Ex-volante tetracampeão em 1994 elogia seleção de Tite e defende o esporte mais popular do país como um instrumento de transformação social
Habituado à discrição e ao serviço pesado de sua função, o volante Mauro Silva esteve perto de se tornar herói na Copa do Mundo de 1994. No segundo tempo da final contra a Itália, numa de suas raras investidas ao ataque, ele arriscou um chute de longa distância, o goleiro Pagliuca tentou agarrar, mas deixou escapar a bola que caprichosamente beijou a trave direita. “Torço até hoje para aquele chute entrar. Um dia vai acabar entrando, de tanto que eu torço”, brinca o ex-jogador, hoje com 50 anos e vice-presidente do departamento de integração com atletas da Federação Paulista de Futebol (FPF). O Brasil se tornaria tetracampeão mundial na decisão por pênaltis, o que, para Mauro Silva, afastou qualquer tipo de frustração que pudesse carregar pelo “quase gol”.
Afeito à disciplina coletiva que marcou a seleção de 94, ele elogia o sistema defensivo consolidado por Tite nesta Copa, vazado apenas uma vez – na estreia contra a Suíça.
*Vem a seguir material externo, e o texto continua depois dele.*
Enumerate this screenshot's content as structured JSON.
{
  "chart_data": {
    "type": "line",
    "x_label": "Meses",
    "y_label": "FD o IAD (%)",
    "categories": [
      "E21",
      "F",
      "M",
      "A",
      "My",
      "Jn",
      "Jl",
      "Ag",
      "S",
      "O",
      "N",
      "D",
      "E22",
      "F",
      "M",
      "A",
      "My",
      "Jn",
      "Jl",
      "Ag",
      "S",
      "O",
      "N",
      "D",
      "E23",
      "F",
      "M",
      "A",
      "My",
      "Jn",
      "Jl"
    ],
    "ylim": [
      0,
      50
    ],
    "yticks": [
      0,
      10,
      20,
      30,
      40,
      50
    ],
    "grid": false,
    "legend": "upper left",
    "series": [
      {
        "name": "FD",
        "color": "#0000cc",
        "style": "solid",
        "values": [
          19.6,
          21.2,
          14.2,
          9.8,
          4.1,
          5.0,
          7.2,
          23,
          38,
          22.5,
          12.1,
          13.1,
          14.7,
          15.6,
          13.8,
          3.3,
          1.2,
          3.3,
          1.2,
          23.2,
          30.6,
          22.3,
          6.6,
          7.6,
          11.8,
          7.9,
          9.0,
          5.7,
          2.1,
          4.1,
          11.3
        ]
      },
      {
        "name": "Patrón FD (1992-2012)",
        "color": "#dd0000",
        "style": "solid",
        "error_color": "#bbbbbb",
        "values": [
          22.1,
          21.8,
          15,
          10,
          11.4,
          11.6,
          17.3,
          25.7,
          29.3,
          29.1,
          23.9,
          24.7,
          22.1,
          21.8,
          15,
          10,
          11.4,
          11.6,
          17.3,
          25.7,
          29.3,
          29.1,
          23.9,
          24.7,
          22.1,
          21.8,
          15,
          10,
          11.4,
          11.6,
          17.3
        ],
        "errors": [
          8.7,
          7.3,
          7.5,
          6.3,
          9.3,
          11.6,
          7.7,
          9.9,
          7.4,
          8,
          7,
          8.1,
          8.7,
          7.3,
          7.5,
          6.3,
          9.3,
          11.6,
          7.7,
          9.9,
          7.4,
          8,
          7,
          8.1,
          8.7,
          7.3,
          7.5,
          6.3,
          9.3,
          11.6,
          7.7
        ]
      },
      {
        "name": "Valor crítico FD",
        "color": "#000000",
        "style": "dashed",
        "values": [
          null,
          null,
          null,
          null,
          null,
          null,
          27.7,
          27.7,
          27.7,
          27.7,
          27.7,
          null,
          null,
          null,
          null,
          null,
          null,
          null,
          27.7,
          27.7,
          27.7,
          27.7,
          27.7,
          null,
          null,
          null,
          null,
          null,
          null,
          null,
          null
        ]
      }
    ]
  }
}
Agora dirigente, viajou à Rússia para participar de um simpósio da Conmebol que reuniu atletas e treinadores, em busca do aperfeiçoamento constante que prega no dia a dia. Também defende que o futebol seja utilizado como instrumento de transformação social através de ações conjuntas, em que a bola e a sociedade caminhem com a mesma sintonia de um relógio suíço. Ou da dupla Bebeto e Romário, consagrada há 24 anos sob a dedicada retaguarda de Mauro Silva.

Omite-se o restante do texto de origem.